Vanessa Bergamo, Community Resource Manager for PEP Housing, with her dog, Mack. (photo credit: Rachel Simpson/Argus-Courier)

Promote, Promote, Promote

Every one of your company’s philanthropic activities represents a choice. You could have spent that dollar, product, or hour of employee time somewhere in your company. Instead, you made an investment in the community.

Nonprofits recognize this and therefore are more than willing to see your generosity publicized. In fact, this kind of exposure helps them—lending credibility to their cause, getting their name out in the community, and even nudging your competitors to make a donation.

Keep in mind that many nonprofits do not have staff dedicated to marketing or communications. When they need to chase down your logo or draft a press release announcing your generous donation, it can hamper their ability to achieve their mission.
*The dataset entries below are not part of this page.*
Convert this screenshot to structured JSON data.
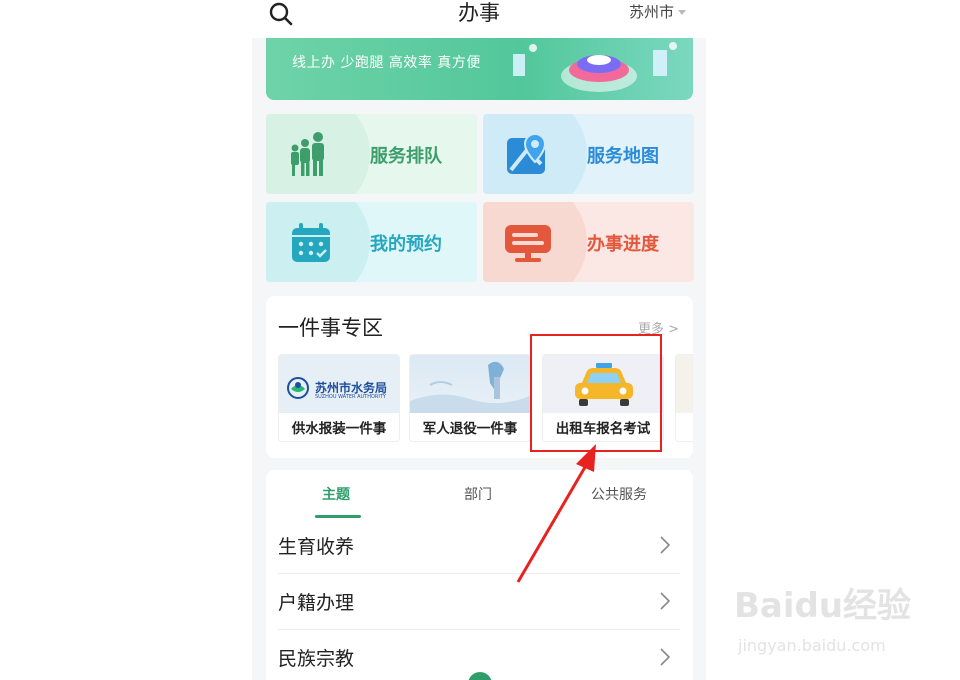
{
  "header": {
    "title": "办事",
    "city": "苏州市"
  },
  "banner": {
    "slogan": "线上办 少跑腿 高效率 真方便"
  },
  "services": [
    {
      "label": "服务排队",
      "icon": "people-queue-icon"
    },
    {
      "label": "服务地图",
      "icon": "map-pin-icon"
    },
    {
      "label": "我的预约",
      "icon": "calendar-icon"
    },
    {
      "label": "办事进度",
      "icon": "progress-monitor-icon"
    }
  ],
  "zone": {
    "title": "一件事专区",
    "more": "更多 >",
    "cards": [
      {
        "caption": "供水报装一件事",
        "logo_text": "苏州市水务局",
        "logo_sub": "SUZHOU WATER AUTHORITY"
      },
      {
        "caption": "军人退役一件事"
      },
      {
        "caption": "出租车报名考试"
      }
    ]
  },
  "tabs": [
    {
      "label": "主题",
      "active": true
    },
    {
      "label": "部门",
      "active": false
    },
    {
      "label": "公共服务",
      "active": false
    }
  ],
  "list": [
    {
      "label": "生育收养"
    },
    {
      "label": "户籍办理"
    },
    {
      "label": "民族宗教"
    }
  ],
  "watermark": {
    "logo": "Baidu经验",
    "sub": "jingyan.baidu.com"
  },
  "colors": {
    "accent": "#2f9e6a",
    "highlight": "#e8231f"
  }
}
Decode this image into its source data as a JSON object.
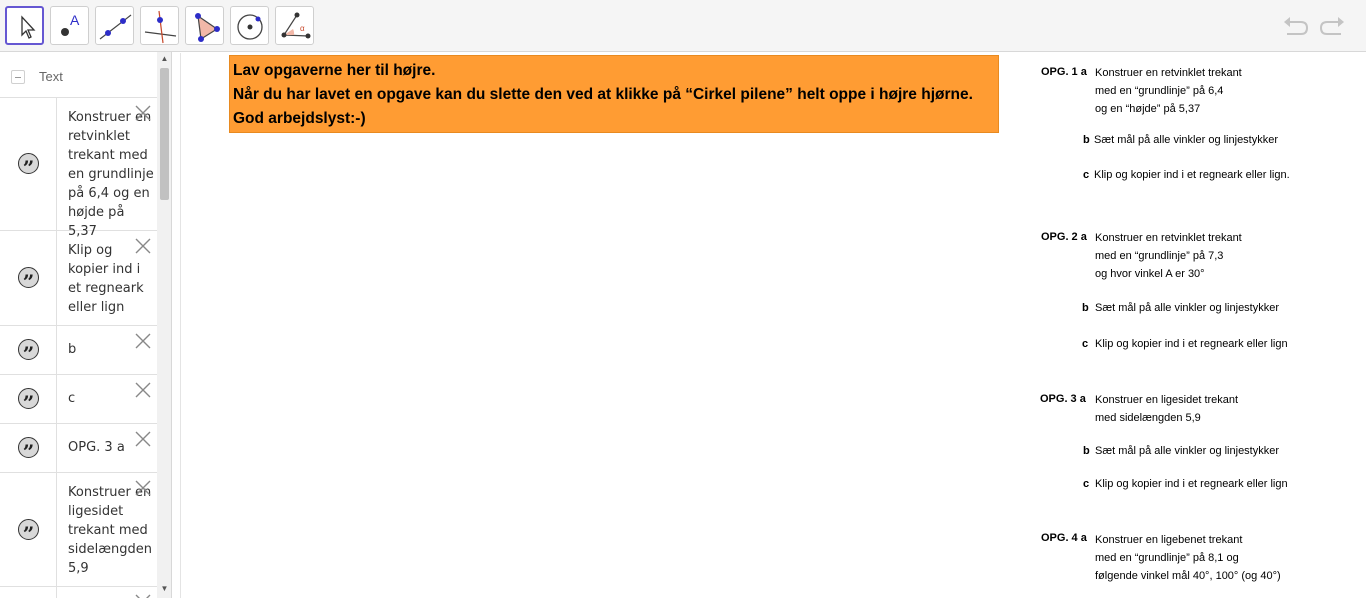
{
  "toolbar": {
    "tools": [
      {
        "name": "move-tool",
        "selected": true
      },
      {
        "name": "point-tool"
      },
      {
        "name": "line-tool"
      },
      {
        "name": "perpendicular-line-tool"
      },
      {
        "name": "polygon-tool"
      },
      {
        "name": "circle-tool"
      },
      {
        "name": "angle-tool"
      }
    ],
    "undo_icon": "undo-icon",
    "redo_icon": "redo-icon"
  },
  "algebra": {
    "header_label": "Text",
    "rows": [
      {
        "text": "Konstruer en retvinklet trekant med en grundlinje på 6,4 og en højde på 5,37"
      },
      {
        "text": "Klip og kopier ind i et regneark eller lign"
      },
      {
        "text": "b"
      },
      {
        "text": "c"
      },
      {
        "text": "OPG. 3 a"
      },
      {
        "text": "Konstruer en ligesidet trekant med sidelængden 5,9"
      }
    ]
  },
  "banner": {
    "line1": "Lav opgaverne her til højre.",
    "line2": "Når du har lavet en opgave kan du slette den ved at klikke på “Cirkel pilene” helt oppe i højre hjørne.",
    "line3": "God arbejdslyst:-)",
    "color": "#ff9c33"
  },
  "tasks": {
    "opg1": {
      "label": "OPG. 1 a",
      "a1": "Konstruer en retvinklet trekant",
      "a2": "med en “grundlinje” på 6,4",
      "a3": "og en “højde” på 5,37",
      "b_label": "b",
      "b": "Sæt mål på alle vinkler og linjestykker",
      "c_label": "c",
      "c": "Klip og kopier ind i et regneark eller lign."
    },
    "opg2": {
      "label": "OPG. 2 a",
      "a1": "Konstruer en retvinklet trekant",
      "a2": "med en “grundlinje” på 7,3",
      "a3": "og hvor vinkel A er 30°",
      "b_label": "b",
      "b": "Sæt mål på alle vinkler og linjestykker",
      "c_label": "c",
      "c": "Klip og kopier ind i et regneark eller lign"
    },
    "opg3": {
      "label": "OPG. 3 a",
      "a1": "Konstruer en ligesidet trekant",
      "a2": "med sidelængden 5,9",
      "b_label": "b",
      "b": "Sæt mål på alle vinkler og linjestykker",
      "c_label": "c",
      "c": "Klip og kopier ind i et regneark eller lign"
    },
    "opg4": {
      "label": "OPG. 4 a",
      "a1": "Konstruer en ligebenet trekant",
      "a2": "med en “grundlinje” på 8,1 og",
      "a3": "følgende vinkel mål 40°, 100° (og 40°)"
    }
  }
}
The more marketing support you can offer, the better. At the very least, you should provide a current company description and logo, as well as any prepared message you’d like included in a press release or on their website, not just once but every time you write a check or make a donation.

“Our supporters give from the heart and give generously,” says Hempel. “We want them to link their business to their philanthropy, so they can leverage their gifts and make their businesses more successful.”

Hempel cites Lagunitas Brewing Company as a “brilliant” example of how growing a business and supporting charities go hand in hand. Lagunitas began donating kegs of beer and event space to local fundraisers soon after the company moved to Petaluma, in 1998. Back then, Lagunitas had only been existence for three years, had just a handful of employees, and was not widely known. Thousands of locals had their first taste of Lagunitas at a fundraiser; the combination of a great-tasting product and the community focus helped founder Tony Magee and his team turn those first tastes into a rabid fan base.

“It’s great to hear someone mention that they had our beer for the first time at a non-profit’s event and how it meant so much to them that we supported something that was personally important to them,” explains Karen Hamilton, Lagunitas’ director of communications. “It feels good to do good and we have found that it’s really great to work for a company that not only cares about people, but also cares about the things that people care about. It’s an invisible fabric that binds us all together.”

In full agreement is Vanessa Bergamo, community resource manager at PEP Housing, a nonprofit that provides limited-income seniors access to affordable quality housing with supportive services and advocacy.

“Lagunitas donated their beer garden, proceeds from all beer sales, and a portion of wine sales for our fundraiser ‘Pups for PEP,’” explains Bergamo. “It’s heartwarming to know there are companies in Petaluma that understand the importance of supporting non-profits and their missions.”